A full-court press-based comeback ensued, but it wasn’t enough to prevent the most damaging loss on ISU’s otherwise sterling resume.
“We call it kind of a payback game,” Cyclone point guard Monté Morris said. “We’ve just got to try to speed them up a little bit.”
That’s not easy to do when Tech’s both dictating the tempo and hitting shots. It’s also rare that those two factors coincide.
According to KenPom.com, the Red Raiders rank 272nd in adjusted tempo (63.3), while languishing at 289th in effective field goal percentage (45.5).
Against both the Cyclones and Wildcats, somehow, Tech bucked those dismal trends — in part because they were allowed to build confidence early in the game by knocking down 3-pointers.
"There’s no easy game in the Big 12, that’s for sure," Niang said. "The way they played last night shows that.”
The Red Raiders drilled a season high-tying 11 against ISU in Lubbock and sank nine against Kansas State on their home court. The similarities between the pair of outlier games are eerie, with one glaring disparity: Tech finished strong in its latest win instead of merely hanging on.

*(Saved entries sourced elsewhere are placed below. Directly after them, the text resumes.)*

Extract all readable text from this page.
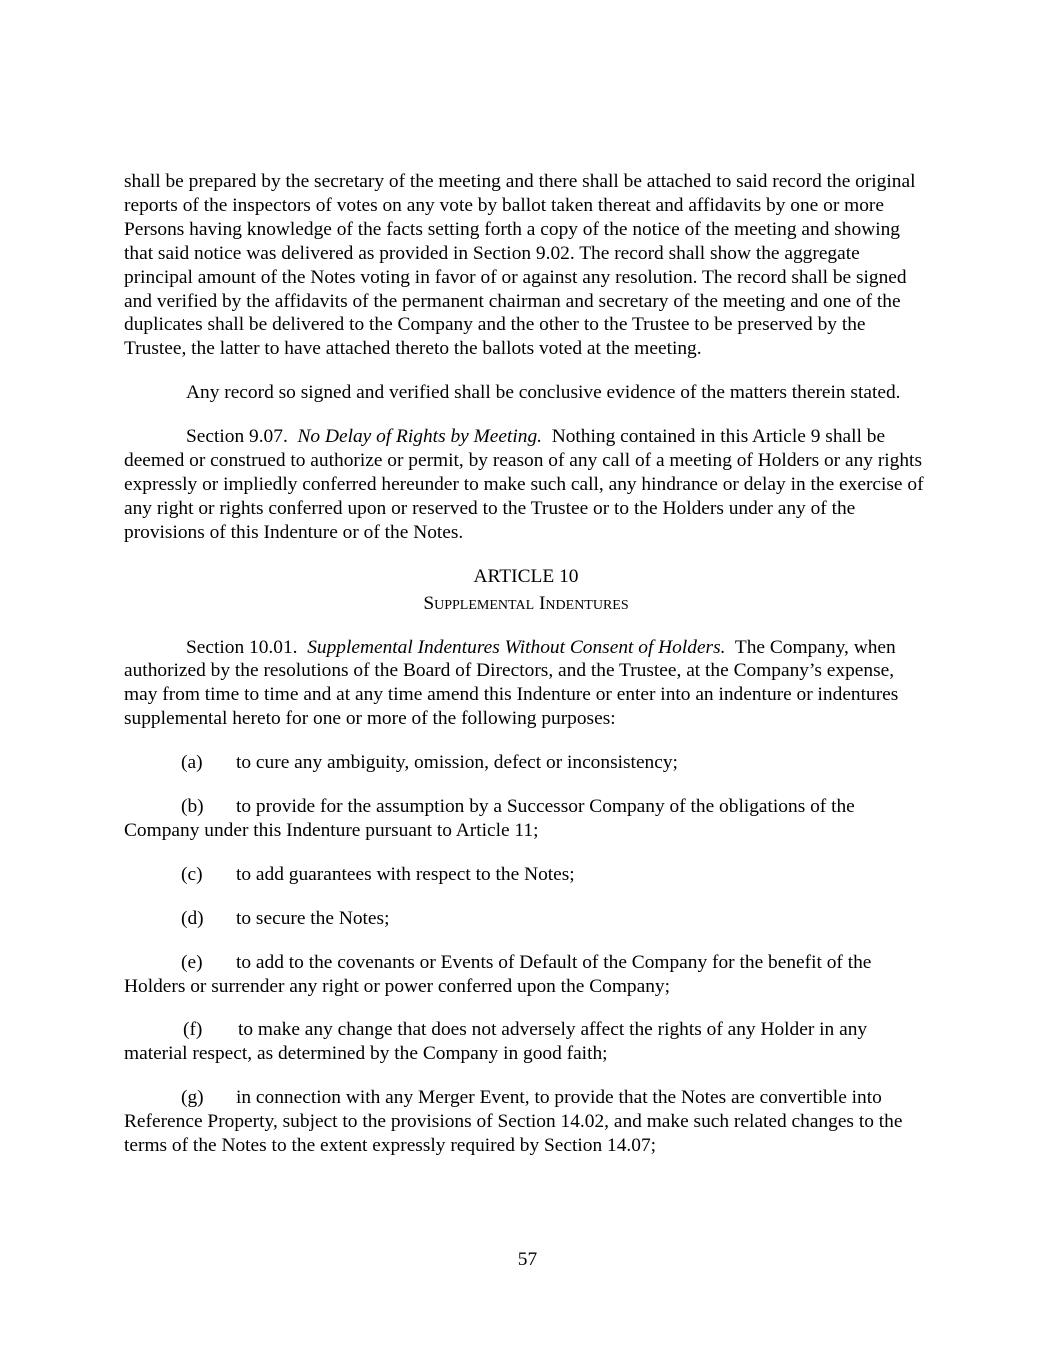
shall be prepared by the secretary of the meeting and there shall be attached to said record the original reports of the inspectors of votes on any vote by ballot taken thereat and affidavits by one or more Persons having knowledge of the facts setting forth a copy of the notice of the meeting and showing that said notice was delivered as provided in Section 9.02. The record shall show the aggregate principal amount of the Notes voting in favor of or against any resolution. The record shall be signed and verified by the affidavits of the permanent chairman and secretary of the meeting and one of the duplicates shall be delivered to the Company and the other to the Trustee to be preserved by the Trustee, the latter to have attached thereto the ballots voted at the meeting.

Any record so signed and verified shall be conclusive evidence of the matters therein stated.

Section 9.07. No Delay of Rights by Meeting. Nothing contained in this Article 9 shall be deemed or construed to authorize or permit, by reason of any call of a meeting of Holders or any rights expressly or impliedly conferred hereunder to make such call, any hindrance or delay in the exercise of any right or rights conferred upon or reserved to the Trustee or to the Holders under any of the provisions of this Indenture or of the Notes.

ARTICLE 10

Supplemental Indentures

Section 10.01. Supplemental Indentures Without Consent of Holders. The Company, when authorized by the resolutions of the Board of Directors, and the Trustee, at the Company’s expense, may from time to time and at any time amend this Indenture or enter into an indenture or indentures supplemental hereto for one or more of the following purposes:

(a) to cure any ambiguity, omission, defect or inconsistency;

(b) to provide for the assumption by a Successor Company of the obligations of the Company under this Indenture pursuant to Article 11;

(c) to add guarantees with respect to the Notes;

(d) to secure the Notes;

(e) to add to the covenants or Events of Default of the Company for the benefit of the Holders or surrender any right or power conferred upon the Company;

(f) to make any change that does not adversely affect the rights of any Holder in any material respect, as determined by the Company in good faith;

(g) in connection with any Merger Event, to provide that the Notes are convertible into Reference Property, subject to the provisions of Section 14.02, and make such related changes to the terms of the Notes to the extent expressly required by Section 14.07;

57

“I thought they had great energy and they went out and obviously knocked down shots,” said Cyclone coach Fred Hoiberg, whose team seeks to run its Hilton win streak to 20. “They played really poised and they made all the plays down the stretch. I think they finished that game on a 19-3 run, so just a really impressive overall performance by Texas Tech. It reminded me, actually, a lot of our game. They were the aggressors in that game for 40 minutes and the team that does that usually wins.”